Published 2016-08-19Version 1

We study various classes of maximality principles, $\rm{MP}(\kappa,\Gamma)$, introduced by J.D. Hamkins, where $\Gamma$ defines a class of forcing posets and $\kappa$ is a cardinal. We explore the consistency strength and the relationship of $\textsf{MP}(\kappa,\Gamma)$ with various forcing axioms when $\kappa \in\{\omega,\omega_1\}$. In particular, we give a characterization of bounded forcing axioms for a class of forcings $\Gamma$ in terms of maximality principles MP$(\omega_1,\Gamma)$ for $\Sigma_1$ formulas.

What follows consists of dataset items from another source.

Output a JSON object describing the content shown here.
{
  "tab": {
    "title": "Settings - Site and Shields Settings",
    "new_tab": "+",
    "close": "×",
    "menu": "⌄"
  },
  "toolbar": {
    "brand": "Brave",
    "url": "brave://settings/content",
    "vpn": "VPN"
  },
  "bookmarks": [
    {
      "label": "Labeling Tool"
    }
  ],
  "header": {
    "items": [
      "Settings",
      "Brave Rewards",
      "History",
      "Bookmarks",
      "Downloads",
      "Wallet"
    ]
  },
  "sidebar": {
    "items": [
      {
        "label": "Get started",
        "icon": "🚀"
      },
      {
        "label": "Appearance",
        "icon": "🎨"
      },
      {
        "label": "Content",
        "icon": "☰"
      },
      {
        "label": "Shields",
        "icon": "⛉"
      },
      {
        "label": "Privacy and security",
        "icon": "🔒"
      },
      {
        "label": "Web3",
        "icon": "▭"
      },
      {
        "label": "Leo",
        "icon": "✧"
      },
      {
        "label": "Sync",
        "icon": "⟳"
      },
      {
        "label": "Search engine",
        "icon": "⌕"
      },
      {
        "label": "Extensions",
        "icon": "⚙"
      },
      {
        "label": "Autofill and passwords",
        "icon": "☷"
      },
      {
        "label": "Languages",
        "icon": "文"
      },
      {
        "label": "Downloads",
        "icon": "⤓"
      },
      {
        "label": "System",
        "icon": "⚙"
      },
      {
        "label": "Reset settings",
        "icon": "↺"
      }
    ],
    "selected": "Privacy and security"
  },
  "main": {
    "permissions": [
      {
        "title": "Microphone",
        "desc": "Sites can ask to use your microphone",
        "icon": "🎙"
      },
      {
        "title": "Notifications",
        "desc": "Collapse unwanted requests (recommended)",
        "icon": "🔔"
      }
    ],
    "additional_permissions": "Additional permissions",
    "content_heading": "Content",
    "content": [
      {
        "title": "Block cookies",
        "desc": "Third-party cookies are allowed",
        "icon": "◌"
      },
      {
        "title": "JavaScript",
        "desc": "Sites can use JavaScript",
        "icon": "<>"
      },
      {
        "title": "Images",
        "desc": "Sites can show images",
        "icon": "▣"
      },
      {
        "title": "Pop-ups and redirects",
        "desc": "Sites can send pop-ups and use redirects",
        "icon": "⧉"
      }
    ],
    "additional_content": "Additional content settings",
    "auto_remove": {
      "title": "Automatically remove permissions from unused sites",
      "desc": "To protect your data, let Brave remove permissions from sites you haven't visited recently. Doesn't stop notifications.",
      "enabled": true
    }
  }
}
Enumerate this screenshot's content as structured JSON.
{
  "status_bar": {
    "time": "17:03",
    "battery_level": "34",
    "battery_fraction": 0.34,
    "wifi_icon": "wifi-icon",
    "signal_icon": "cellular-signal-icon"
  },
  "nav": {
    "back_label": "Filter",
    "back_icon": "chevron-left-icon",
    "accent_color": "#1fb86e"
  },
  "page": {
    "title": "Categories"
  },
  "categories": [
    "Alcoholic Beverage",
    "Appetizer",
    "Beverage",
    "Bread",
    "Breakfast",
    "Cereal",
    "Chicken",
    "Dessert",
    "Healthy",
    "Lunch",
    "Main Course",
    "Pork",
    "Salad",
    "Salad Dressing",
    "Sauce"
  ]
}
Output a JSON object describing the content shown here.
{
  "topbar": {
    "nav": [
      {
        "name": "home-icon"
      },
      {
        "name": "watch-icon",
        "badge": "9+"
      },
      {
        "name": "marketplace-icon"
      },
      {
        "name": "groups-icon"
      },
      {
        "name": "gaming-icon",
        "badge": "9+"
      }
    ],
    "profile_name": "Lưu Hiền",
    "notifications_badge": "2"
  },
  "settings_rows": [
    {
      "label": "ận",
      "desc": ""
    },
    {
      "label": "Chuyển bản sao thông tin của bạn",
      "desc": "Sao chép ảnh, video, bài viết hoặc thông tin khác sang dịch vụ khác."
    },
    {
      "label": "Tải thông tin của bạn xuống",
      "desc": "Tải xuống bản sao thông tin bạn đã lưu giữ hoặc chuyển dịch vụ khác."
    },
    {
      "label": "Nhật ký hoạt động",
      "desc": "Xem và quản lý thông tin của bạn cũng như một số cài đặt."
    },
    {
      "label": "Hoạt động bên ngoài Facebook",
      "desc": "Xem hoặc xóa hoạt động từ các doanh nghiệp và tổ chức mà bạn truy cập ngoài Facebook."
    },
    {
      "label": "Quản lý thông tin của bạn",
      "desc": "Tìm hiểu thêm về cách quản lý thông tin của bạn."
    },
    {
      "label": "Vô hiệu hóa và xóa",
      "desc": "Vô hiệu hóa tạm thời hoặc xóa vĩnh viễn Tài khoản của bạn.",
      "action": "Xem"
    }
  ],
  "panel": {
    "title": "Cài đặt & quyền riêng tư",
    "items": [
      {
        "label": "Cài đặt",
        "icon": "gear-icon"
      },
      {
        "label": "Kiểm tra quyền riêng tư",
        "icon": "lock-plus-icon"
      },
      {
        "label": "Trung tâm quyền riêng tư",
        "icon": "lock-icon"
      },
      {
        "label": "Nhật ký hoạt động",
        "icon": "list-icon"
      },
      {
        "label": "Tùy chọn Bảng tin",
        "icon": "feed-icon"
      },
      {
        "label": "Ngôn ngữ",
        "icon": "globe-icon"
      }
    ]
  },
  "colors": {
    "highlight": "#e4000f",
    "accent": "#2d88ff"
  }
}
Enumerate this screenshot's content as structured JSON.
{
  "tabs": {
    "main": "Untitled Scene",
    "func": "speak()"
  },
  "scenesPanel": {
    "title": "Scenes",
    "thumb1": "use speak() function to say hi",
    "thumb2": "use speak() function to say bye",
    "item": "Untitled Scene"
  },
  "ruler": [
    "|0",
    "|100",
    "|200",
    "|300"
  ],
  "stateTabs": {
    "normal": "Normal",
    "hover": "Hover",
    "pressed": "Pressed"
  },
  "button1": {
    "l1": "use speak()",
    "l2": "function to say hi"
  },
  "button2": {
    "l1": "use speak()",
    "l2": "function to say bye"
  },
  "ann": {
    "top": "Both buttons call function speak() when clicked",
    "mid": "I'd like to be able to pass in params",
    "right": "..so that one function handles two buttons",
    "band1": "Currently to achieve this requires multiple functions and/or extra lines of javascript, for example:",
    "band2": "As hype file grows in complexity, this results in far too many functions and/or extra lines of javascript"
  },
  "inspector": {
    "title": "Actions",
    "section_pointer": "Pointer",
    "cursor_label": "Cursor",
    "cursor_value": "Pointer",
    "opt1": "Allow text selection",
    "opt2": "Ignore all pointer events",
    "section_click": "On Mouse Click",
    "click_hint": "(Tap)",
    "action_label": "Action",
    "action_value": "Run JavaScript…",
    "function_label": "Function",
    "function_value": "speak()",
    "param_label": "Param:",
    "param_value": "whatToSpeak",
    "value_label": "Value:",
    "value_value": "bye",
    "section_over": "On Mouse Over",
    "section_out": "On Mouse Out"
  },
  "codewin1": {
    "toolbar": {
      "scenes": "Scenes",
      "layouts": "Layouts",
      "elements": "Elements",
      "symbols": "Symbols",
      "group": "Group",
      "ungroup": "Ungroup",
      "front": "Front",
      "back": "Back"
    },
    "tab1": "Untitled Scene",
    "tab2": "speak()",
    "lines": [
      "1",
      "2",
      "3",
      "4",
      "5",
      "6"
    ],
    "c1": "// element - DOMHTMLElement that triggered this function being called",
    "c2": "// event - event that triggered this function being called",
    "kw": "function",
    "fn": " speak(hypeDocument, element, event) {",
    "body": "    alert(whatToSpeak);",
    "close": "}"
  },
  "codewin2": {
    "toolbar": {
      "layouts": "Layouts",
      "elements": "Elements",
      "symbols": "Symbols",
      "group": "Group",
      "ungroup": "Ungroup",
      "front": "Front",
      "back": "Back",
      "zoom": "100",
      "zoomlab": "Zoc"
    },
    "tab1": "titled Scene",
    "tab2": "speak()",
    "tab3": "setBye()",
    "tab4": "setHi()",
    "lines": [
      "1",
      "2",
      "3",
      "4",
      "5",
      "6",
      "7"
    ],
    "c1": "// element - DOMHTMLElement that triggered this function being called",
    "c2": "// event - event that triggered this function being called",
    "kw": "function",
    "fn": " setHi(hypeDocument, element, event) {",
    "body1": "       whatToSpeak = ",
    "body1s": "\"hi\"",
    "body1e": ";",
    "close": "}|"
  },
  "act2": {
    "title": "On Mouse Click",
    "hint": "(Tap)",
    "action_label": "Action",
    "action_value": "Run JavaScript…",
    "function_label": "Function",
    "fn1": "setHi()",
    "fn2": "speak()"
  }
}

A significant part of the paper is devoted to studying the principle MP$(\kappa,\Gamma)$ where $\kappa\in\{\omega,\omega_1\}$ and $\Gamma$ defines the class of stationary set preserving forcings. We show that MP$(\kappa,\Gamma)$ has high consistency strength; on the other hand, if $\Gamma$ defines the class of proper forcings or semi-proper forcings, then by Hamkins, it is shown that MP$(\kappa,\Gamma)$ is consistent relative to $V=L$.